Lauren, being Lauren, has no patience for this. She tells Doc all about my dream, but she doesn’t stop there. She gives some reasons he should allow her to speak at the meeting tonight and inform the New Americans. She expands from this into democratic principles and her disapproval of one person, no matter how benevolent he might be, being all-powerful.
“Did you not just see me dealing with Mrs. Taylor?” Doc says. “Did I look all-powerful to you?”
“You’re the head of the Wind Clan, though,” Lauren says.
“Actually, I’m the head of Jupiter House,” he says, “and Wind Clan.”
“I’m just saying New America should be different. We should be a democracy, with an elected official and an informed populace. A populace that gets to choose whether to stay and fight or to try a different approach.”
If Doc is upset by what Lauren is saying, he doesn’t show it. Instead, he regards her with the steady gaze of a teacher — which makes sense, given that’s what he was before all this. “Perhaps sometime in the future you’ll be right. Perhaps we will be able to hold elections and make New America a true democracy.”
“What’s wrong with now?” she says.
“We’re at war,” he says.
“So what? The democracy is put on hold until we defeat the aliens? An
d if that doesn’t happen right away and you become too old to rule — or if you die in the battle — then your son inherits? It’s like a monarchy.”
I see Doc appreciating something he hasn’t before. Lauren’s telepathic abilities aren’t strong, and she has no special talent, but she is talented. She’s scary smart. She’s a natural leader. She is relentless.
“There will be time to consider these issues in the future. I’m not on my deathbed just yet,” says Doc.
I can feel the frustration radiating off Lauren like a fever. Doc adds, “As for your request to inform the people of the approaching settlers, I’m afraid I have to ask you to keep quiet about that for now.”
“I don’t know if I can do that.”
“People are close to panic, Lauren. It would be foolish to give them more cause for alarm without knowing if this information is accurate.”
Lauren doesn’t look convinced. “How can we verify what Jesse saw?” she asks.
“We’ll leave that up to Running Bird,” Doc says.
“Why Running Bird?”
“He is talented in many ways, a priest, even if he has withdrawn his vows. He knows many hidden secrets. And he is the smartest person I know. He will help Jesse discover the truth of his dreams.”
Lauren looks about as skeptical as I feel. But Catlin seems to accept what he says right away.
Doc tells me that Running Bird will find me when he’s ready. In the meantime, we agree to keep the doomsday news to ourselves — which I’m more than happy to do.

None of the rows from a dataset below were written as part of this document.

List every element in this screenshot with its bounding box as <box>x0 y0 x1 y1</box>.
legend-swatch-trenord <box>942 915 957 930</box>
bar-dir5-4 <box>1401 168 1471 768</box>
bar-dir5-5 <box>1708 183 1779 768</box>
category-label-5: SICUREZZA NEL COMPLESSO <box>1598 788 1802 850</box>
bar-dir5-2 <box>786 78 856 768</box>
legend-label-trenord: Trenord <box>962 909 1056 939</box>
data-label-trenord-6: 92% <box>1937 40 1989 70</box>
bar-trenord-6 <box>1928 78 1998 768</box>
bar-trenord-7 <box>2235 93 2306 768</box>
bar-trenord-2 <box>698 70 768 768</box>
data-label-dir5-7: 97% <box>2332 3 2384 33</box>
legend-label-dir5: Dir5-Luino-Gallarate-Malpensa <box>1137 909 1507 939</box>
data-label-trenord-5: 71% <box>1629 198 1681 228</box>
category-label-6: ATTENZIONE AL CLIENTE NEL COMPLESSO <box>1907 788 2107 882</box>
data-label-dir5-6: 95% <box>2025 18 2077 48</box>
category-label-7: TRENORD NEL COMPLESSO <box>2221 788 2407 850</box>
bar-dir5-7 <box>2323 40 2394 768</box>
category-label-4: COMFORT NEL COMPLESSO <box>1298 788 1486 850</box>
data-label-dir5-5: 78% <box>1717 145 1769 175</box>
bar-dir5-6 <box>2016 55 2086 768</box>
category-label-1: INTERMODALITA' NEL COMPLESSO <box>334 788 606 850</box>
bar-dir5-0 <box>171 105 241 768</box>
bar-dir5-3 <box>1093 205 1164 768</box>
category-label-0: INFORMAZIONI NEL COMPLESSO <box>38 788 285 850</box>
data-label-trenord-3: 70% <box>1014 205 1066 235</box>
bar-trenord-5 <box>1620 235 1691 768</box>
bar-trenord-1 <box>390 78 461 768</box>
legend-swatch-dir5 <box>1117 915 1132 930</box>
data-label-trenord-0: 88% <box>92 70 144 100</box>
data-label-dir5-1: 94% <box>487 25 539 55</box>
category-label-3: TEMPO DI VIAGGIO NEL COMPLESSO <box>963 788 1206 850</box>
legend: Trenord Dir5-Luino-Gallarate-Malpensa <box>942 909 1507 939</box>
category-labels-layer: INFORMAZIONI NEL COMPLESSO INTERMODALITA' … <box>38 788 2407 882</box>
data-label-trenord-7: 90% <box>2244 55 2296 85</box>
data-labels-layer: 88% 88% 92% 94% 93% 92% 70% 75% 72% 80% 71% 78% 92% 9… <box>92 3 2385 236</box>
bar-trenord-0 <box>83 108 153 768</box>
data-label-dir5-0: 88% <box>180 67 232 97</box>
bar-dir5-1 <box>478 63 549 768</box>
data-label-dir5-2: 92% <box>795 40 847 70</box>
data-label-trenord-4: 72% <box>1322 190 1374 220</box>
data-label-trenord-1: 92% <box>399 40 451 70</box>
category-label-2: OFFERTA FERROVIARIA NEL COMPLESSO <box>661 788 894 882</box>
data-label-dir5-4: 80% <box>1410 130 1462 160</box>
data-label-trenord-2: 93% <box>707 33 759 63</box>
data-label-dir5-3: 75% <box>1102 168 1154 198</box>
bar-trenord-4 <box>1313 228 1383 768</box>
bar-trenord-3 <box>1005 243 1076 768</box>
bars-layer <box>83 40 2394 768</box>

I never do get to have breakfast. By the time Lauren, Catlin, and I leave the tent, the breakfast dishes are being put away. I hope Lauren can hear my stomach rumbling as we walk back to our campsite, but she looks too preoccupied to hear much of anything.
“I’ve always hated secrets,” she tells me. “He’s forcing us to keep secrets.”
“Just for a little while,” I say.
“He’s like a king,” she says. “This is America. New America. Whatever. It should be a democracy.”
She asks Catlin if all the houses and clans are like this. Catlin doesn’t know. She wasn’t that interested in politics. This earns her a lecture in responsibility from Lauren. I find myself getting sleepy, and I say I’m going to rest a little in my tent. I ask Lauren if she maybe wants to catch a nap. I’m thinking a little alone nap time might help us get back to those feelings we seemed to have for each other on the trip here. She says she doesn’t nap, and I can tell she doesn’t approve of the whole concept of sleeping during the day.